LADAKH AND BEYOND

Ladakh is far from having settled down to peace. Chinese PLA is massing up troops in sensitive areas in the region, and India is in a state of preparedness in the event of a fresh face-off. Clearly, the problems in the region are far from being solved or even being in a state of freeze. The arrival of five Rafale fighter jets have obviously raised the confidence levels of the Indian military, but much work remains to be done before the security levels along the northern border are raised to satisfactory levels.

India has stated that the Chinese military has pulled out of Galwan Valley, the scene of killing of 20 Indian soldiers on May 5, but Chinese pullout from the sensitive ‘fingers’ area has not taken place. India is insistent and  rightly so, that a complete disengagement and withdrawal from areas the PLA crept into in the past couple of months are a pre-requisite to restoration of normalcy. The Chinese are dilly-dallying on the issue of troops withdrawal – after it made a promise to do so on July 6 at the NSA level talks, also involving Pangong Tso and Depsang areas.

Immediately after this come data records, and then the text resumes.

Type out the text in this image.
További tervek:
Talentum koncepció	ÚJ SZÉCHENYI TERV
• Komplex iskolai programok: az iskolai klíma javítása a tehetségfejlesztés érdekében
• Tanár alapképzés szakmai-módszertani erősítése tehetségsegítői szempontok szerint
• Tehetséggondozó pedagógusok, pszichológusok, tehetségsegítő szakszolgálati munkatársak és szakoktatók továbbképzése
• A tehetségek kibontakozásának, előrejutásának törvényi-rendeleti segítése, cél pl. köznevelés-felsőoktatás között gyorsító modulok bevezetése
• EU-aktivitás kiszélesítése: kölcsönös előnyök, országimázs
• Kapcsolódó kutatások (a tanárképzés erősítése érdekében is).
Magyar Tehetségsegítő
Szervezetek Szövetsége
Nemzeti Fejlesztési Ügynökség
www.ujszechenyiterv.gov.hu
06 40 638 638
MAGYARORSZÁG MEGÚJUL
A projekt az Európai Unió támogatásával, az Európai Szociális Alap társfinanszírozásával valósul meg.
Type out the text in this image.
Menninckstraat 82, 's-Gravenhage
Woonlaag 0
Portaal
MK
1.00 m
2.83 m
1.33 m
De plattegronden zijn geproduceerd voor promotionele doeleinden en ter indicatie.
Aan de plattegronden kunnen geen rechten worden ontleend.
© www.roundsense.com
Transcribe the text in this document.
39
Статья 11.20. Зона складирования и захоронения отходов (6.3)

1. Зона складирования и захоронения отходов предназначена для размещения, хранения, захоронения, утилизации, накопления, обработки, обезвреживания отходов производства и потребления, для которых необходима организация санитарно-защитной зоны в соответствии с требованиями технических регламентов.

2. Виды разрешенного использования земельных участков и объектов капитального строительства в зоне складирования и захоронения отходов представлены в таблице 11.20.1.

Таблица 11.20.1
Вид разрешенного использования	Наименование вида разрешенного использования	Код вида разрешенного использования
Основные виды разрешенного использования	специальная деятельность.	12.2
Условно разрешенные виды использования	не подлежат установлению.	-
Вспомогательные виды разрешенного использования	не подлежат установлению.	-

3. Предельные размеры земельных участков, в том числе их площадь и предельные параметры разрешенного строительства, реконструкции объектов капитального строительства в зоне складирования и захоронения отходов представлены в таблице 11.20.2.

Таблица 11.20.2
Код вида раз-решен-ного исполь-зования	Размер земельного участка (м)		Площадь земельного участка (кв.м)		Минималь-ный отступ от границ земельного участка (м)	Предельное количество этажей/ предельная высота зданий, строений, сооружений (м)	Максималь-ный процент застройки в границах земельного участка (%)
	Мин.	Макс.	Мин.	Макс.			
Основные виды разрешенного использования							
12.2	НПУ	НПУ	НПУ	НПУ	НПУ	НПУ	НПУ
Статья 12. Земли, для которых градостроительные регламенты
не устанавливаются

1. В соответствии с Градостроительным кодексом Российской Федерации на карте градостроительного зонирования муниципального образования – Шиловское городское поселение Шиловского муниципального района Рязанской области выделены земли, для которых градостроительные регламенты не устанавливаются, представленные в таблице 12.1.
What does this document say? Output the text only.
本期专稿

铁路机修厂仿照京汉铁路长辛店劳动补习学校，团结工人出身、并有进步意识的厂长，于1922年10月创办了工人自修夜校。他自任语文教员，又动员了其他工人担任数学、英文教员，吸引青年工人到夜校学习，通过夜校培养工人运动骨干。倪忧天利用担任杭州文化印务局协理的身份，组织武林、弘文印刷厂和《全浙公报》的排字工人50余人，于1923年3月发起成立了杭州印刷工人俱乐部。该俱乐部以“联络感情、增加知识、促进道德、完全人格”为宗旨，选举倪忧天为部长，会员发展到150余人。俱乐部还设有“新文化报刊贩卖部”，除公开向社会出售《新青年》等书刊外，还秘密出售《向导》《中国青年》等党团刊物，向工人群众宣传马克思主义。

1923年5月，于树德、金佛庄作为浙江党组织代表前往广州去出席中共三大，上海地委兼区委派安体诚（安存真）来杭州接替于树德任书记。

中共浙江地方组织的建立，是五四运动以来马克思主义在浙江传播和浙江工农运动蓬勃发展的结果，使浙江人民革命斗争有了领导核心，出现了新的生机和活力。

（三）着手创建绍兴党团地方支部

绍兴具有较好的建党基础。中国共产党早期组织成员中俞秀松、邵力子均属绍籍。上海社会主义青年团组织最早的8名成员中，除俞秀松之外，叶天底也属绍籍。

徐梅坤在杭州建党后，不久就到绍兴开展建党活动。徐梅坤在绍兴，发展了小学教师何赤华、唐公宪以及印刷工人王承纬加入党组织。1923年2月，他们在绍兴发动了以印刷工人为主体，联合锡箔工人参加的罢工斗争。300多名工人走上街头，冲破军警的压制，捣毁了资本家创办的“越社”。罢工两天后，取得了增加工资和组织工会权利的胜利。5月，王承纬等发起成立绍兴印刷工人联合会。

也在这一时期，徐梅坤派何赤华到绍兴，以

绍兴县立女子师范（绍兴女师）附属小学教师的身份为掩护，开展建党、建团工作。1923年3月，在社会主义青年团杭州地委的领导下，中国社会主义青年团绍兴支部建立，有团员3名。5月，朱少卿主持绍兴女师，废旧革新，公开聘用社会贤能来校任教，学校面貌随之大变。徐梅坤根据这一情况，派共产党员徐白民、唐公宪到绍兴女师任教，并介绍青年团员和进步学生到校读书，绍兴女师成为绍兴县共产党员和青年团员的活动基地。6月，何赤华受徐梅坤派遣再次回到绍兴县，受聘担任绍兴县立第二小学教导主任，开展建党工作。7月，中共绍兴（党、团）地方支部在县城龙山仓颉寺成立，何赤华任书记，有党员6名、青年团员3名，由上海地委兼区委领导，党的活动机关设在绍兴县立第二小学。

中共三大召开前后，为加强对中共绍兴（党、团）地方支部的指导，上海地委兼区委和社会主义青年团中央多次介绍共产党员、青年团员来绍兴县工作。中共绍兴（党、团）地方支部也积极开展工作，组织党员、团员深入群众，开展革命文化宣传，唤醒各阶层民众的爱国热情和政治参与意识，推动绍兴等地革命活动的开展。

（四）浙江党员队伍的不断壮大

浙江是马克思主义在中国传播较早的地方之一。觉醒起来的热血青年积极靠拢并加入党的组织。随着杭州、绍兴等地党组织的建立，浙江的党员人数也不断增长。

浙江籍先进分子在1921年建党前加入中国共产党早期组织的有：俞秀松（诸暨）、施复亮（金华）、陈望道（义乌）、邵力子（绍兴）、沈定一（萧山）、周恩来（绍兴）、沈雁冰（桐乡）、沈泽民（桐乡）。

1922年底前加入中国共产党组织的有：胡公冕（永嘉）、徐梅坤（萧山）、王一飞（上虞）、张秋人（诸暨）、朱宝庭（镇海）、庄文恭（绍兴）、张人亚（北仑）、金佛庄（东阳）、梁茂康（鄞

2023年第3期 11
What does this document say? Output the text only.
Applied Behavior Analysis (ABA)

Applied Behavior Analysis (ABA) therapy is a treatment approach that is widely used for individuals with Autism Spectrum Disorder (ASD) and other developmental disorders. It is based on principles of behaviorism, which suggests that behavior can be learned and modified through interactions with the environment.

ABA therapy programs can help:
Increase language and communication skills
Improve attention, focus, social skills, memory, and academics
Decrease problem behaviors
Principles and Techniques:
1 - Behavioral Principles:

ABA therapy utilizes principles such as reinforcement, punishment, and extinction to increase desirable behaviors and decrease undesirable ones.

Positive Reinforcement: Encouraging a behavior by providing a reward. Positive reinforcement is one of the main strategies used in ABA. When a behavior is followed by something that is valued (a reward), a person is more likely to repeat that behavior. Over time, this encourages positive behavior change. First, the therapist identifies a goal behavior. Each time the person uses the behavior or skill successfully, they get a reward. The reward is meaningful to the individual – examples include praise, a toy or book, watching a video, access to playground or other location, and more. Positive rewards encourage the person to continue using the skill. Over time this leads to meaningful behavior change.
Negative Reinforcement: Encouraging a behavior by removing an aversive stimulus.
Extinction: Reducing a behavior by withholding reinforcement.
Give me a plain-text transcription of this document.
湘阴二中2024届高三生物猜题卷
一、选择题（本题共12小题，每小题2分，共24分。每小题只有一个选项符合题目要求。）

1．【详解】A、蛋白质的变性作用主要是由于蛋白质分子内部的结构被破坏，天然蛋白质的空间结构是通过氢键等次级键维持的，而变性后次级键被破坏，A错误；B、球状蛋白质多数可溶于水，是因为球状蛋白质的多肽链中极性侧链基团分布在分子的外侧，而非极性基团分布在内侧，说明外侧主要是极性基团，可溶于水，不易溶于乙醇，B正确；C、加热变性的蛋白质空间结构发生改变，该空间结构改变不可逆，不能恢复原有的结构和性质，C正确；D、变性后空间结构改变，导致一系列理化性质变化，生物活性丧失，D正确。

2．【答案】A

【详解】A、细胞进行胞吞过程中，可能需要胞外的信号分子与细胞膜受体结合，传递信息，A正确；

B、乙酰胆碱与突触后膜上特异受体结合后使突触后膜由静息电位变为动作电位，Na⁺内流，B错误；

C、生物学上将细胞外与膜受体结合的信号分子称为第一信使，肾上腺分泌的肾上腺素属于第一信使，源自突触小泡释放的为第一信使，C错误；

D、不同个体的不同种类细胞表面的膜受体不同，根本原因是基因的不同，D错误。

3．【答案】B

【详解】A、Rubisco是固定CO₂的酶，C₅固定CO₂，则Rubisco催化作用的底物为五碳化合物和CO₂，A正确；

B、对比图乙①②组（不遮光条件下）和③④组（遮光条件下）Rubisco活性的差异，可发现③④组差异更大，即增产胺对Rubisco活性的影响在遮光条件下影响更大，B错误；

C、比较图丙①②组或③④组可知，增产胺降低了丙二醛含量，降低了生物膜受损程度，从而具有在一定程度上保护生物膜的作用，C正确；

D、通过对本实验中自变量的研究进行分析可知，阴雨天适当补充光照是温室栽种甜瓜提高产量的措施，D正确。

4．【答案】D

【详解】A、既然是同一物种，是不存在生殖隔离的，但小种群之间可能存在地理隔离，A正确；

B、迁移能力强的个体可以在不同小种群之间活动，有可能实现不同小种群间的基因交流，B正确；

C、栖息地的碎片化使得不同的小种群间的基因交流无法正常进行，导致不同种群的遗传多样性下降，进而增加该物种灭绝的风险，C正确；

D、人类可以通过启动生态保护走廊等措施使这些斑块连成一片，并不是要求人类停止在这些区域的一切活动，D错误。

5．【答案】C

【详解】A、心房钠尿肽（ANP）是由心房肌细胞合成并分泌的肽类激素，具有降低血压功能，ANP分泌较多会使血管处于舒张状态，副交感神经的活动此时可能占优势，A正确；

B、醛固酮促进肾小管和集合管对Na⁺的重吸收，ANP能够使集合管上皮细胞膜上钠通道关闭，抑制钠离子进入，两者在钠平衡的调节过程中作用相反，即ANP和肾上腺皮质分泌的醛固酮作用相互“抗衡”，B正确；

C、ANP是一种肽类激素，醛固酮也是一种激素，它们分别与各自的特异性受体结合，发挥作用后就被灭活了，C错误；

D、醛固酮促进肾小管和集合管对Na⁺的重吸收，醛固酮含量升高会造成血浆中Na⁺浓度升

It is important that peace is given a chance and it’s also important for India not to lose an inch of land to the Chinese. The original bilateral talks on the issues in Ladakh and beyond started on June 6. It’s going to be two full months now, and the issues are dragging. This Sunday’s talks between military top brass – the fifth round — too were high on promises, but low in terms of confidence-building. It’s three months since the Galwan Valley killings took place.

China might boast of a superior military, as India vacillated on its military requirements right from the turn of the century. This gave a clean two decades’ time for China to unilaterally raise its might in a frenzied build-up. India failed to take note. Today, even in the confused state of Covid spread, China is seen itching for a fight. The scenario suits China inasmuch as the fact that India’s isolation is worsening within the region. Close ally Nepal is alienated; and Afghanistan might sing a different tune sooner or later.

China’s economic might is what attracts nations in the region to the red dragon. China is wooing Bangladesh through economic cooperation pacts, while Pakistan is already in its pocket. It’s now wooing Iran, where India took a beating of late. India’s failure to set its house in order in the last 20 years is proving to be a major handicap.